Kolbehdari D, Schaeffer L R, Robinson J A B
Center for Genetic Improvement of Livestock, Department of Animal and Poultry Science, University of Guelph, Guelph, Ontario, Canada.
J Anim Breed Genet. 2007 Dec;124(6):356-61. doi: 10.1111/j.1439-0388.2007.00698.x.
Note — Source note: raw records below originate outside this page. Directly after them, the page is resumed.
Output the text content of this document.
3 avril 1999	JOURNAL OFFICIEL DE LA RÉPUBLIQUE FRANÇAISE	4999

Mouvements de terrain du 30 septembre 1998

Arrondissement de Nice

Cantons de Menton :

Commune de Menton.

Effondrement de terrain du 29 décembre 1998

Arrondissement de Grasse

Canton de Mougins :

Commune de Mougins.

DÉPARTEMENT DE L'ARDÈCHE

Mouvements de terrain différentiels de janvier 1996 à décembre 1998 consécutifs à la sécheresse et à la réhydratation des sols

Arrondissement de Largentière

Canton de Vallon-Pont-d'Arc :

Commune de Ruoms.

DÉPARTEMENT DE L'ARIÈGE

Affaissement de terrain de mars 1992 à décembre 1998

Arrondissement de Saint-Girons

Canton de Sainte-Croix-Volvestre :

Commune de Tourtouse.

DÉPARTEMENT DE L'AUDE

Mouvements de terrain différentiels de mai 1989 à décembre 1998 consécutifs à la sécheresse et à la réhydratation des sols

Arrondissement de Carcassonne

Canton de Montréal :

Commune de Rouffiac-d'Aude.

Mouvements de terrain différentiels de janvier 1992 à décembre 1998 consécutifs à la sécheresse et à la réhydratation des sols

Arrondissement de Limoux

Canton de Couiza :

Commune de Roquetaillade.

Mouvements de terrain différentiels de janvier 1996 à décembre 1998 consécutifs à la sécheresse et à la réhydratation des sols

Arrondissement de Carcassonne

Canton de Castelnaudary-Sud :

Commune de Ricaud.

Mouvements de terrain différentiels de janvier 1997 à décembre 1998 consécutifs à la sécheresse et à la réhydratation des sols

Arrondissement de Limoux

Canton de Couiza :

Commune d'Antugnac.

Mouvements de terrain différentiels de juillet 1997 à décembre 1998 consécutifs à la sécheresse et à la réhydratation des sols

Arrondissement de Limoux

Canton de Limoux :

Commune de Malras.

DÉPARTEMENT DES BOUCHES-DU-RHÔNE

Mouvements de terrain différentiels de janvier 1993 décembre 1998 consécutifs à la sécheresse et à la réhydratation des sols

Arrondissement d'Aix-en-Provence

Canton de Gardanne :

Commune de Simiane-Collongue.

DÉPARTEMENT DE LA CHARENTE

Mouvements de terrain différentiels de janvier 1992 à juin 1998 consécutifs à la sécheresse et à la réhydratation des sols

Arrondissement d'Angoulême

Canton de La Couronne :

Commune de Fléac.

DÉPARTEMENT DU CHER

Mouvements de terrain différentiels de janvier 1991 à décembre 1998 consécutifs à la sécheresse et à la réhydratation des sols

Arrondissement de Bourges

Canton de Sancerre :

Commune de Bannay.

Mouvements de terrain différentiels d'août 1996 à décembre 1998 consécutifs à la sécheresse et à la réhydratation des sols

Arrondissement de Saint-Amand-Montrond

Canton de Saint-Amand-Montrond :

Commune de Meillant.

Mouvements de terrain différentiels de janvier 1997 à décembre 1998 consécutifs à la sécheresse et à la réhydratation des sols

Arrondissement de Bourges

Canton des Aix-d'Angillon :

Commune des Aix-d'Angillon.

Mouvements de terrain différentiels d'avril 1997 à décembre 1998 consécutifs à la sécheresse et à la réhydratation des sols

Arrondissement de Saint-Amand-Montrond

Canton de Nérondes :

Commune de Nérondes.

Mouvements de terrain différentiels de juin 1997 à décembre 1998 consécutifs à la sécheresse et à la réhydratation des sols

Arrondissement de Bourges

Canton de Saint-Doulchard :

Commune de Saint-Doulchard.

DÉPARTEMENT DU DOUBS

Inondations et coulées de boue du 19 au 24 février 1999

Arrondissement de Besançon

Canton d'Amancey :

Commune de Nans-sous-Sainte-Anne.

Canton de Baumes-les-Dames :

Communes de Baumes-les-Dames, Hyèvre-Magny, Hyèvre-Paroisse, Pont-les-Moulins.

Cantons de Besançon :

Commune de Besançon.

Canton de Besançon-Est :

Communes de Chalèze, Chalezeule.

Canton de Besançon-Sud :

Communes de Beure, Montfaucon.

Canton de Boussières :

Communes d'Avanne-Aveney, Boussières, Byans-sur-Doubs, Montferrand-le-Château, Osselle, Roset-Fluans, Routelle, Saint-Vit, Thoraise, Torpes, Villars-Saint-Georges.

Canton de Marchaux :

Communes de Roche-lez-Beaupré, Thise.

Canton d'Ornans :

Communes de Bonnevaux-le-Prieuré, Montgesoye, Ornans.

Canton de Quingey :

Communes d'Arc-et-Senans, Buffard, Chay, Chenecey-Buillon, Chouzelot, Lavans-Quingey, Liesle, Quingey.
Genome-wide estimated breeding values can be computed from the simultaneous estimates of the effects of small intervals of DNA throughout the genome on a trait or traits of interest. Small intervals or segments of DNA can be created by the use of thousands of single nucleotide polymorphisms (SNP) available in panels of 10, 25 and 50 thousand SNP. A simulation study was conducted to compare factors that could influence the accuracy of genome-wide selection. Factors studied were the heritability of the trait, dispersion of quantitative trait loci (QTL) across the genome and size of the QTL effects. A 100-cM genome was assumed with 100 equally spaced SNP markers and 10 QTL. A granddaughter design was constructed with 20 sires and 100 sons per sire. Population-wide linkage disequilibrium was assumed to be sufficient after 25 generations of random mating starting with 30 sires and 400 dams. Best linear unbiased prediction was used to simultaneously estimate the effects of 99 SNP intervals, based on determining the SNP haplotype of each son inherited from the sire. Indicator variables were used in the model to indicate haplotype transmission. A genome-wide estimated breeding value was calculated as the sum of the appropriate haplotype interval estimates for each son. Correlations between estimated and true breeding values ranged from 0.60 to 0.79. Situations with unequally sized QTL effects and randomly dispersed QTL gave higher correlations. QTL positions could be estimated to within 2 cM or less.
全基因组估计育种值可根据对整个基因组中DNA小间隔对一个或多个目标性状的影响的同时估计来计算。DNA的小间隔或片段可通过使用包含1万个、2.5万个和5万个单核苷酸多态性(SNP)的面板来创建。进行了一项模拟研究,以比较可能影响全基因组选择准确性的因素。研究的因素包括性状的遗传力、数量性状位点(QTL)在基因组中的分布以及QTL效应的大小。假设基因组长度为100厘摩,有100个等间距的SNP标记和10个QTL。构建了一个孙女设计,有20个父本,每个父本有100个儿子。假设从30个父本和400个母本开始随机交配25代后,全群体的连锁不平衡足够。基于确定每个儿子从父本继承的SNP单倍型,使用最佳线性无偏预测来同时估计99个SNP间隔的效应。模型中使用指示变量来指示单倍型传递。每个儿子的全基因组估计育种值计算为适当单倍型间隔估计值的总和。估计育种值与真实育种值之间的相关性在0.60至0.79之间。QTL效应大小不等且随机分布的情况具有更高的相关性。QTL位置可估计在2厘摩或更小的范围内。